Table 5 presents different combinations of larger and smaller sized clusters with corresponding axon output values. Cluster 1 with data range (training and testing) 10, 10 is more closely packed. The RMS value starts from 0.9 and fluctuates between 0.9 and 0.2. The major area of fluctuation is between 0.2 and 0.6. It represents an average error value for output axon. Case 2 shows the same phenomenon between some 0.7 and 0.1.
Table 5: | Cluster range with output axon demonstration |
Cases 3, 4 and 5 are almost similar with slight variations. Case 6 is another depiction of case 1 and 2. Generally it was observed that the average number of clusters (combination of both larger and smaller) for training and cross validation provide more optimal solution for both classification and prediction of neoplasm.

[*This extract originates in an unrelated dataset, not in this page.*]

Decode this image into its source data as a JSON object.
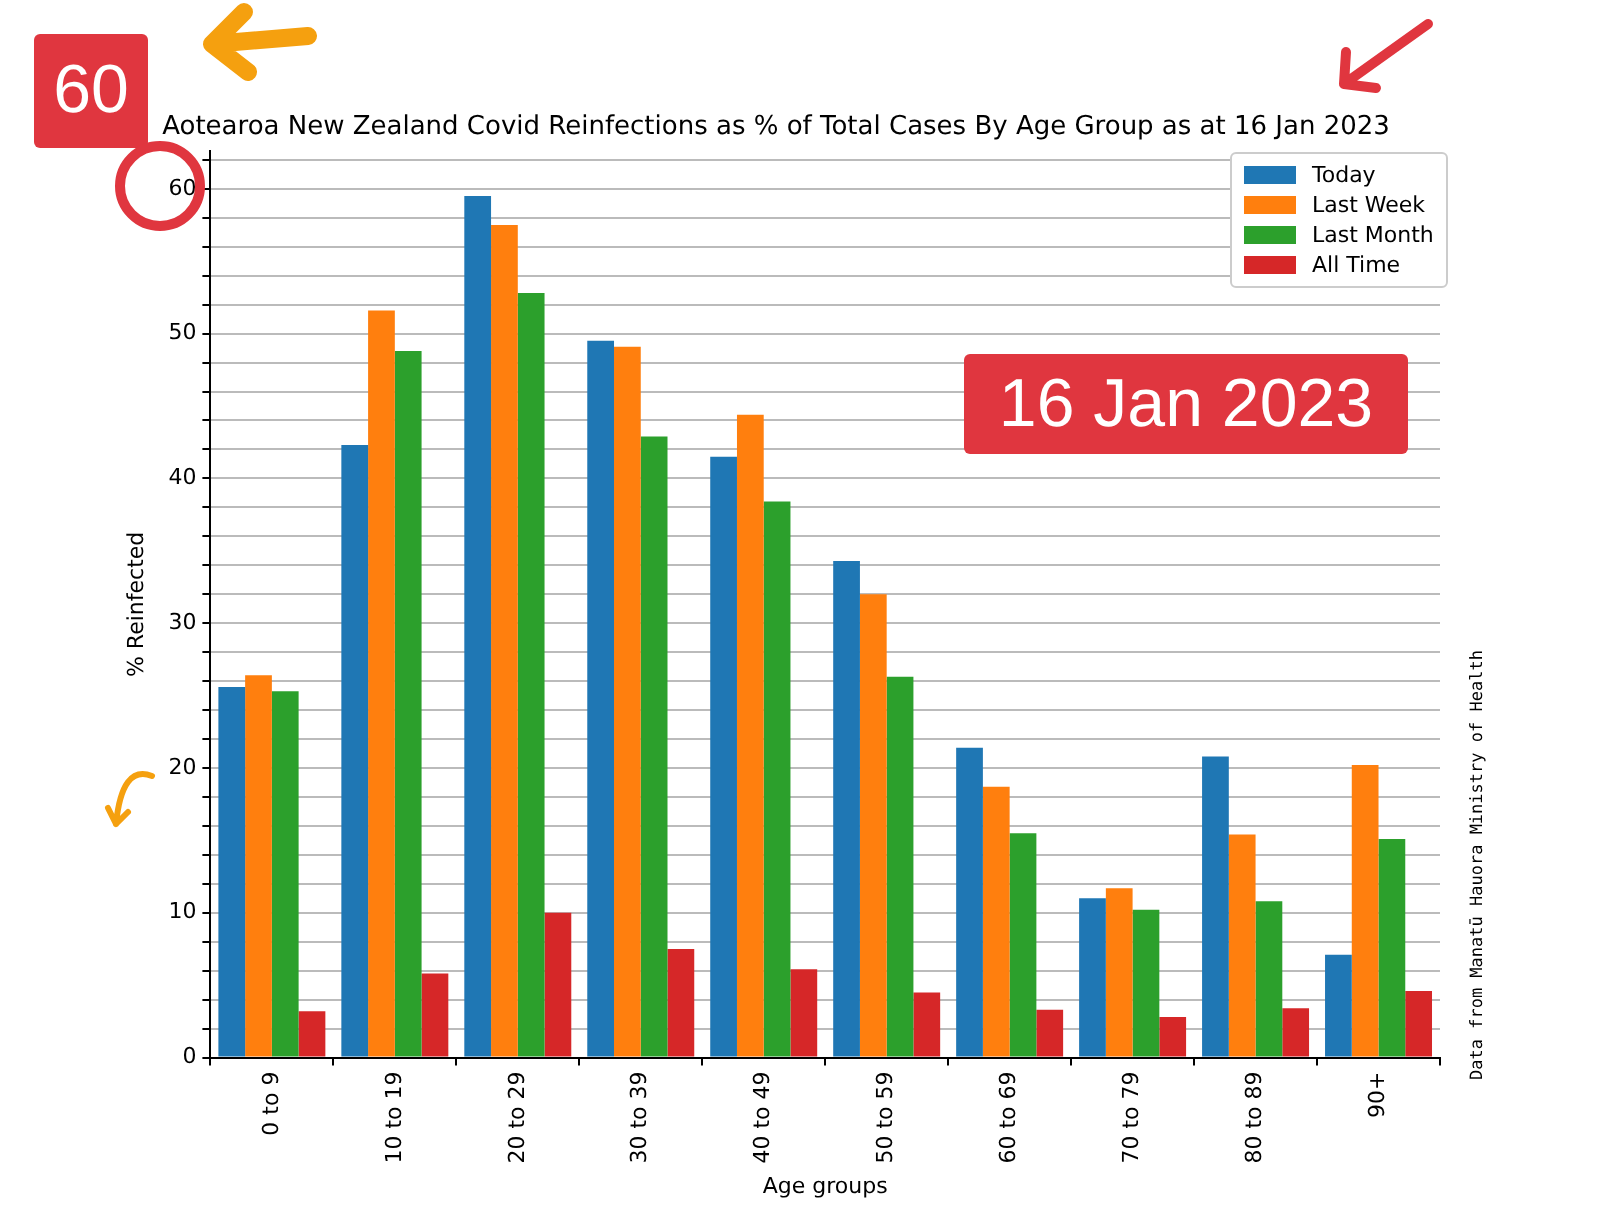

Computer aided tools and technologies play an important role in multi dimensional analysis of important biological data. This investigation addressed a challenging problem for classification and prediction of neoplasm in differentials of data segmentation and clustering. The results obtained in this process highlighted this as an enhanced and scalable approach with high level conceptual granularity. Instead of performing a whole analysis, the clinical data was segmented in variant clusters housed in equal sized chunks. Each segment was analyzed in parametric presentation of degree of prediction with appropriate selection of best neural combination concentrating features of cross validation, root mean square errors, active and confusion matrices. The enhanced approach obtained 100% results for benign and 99.5% for malignant with least feasible RMS value 0.017. The proposed enhanced approach was elaborated in detail with textual, experimental and graphical details with an added scalable feature of its applicability for any problem size and complexity.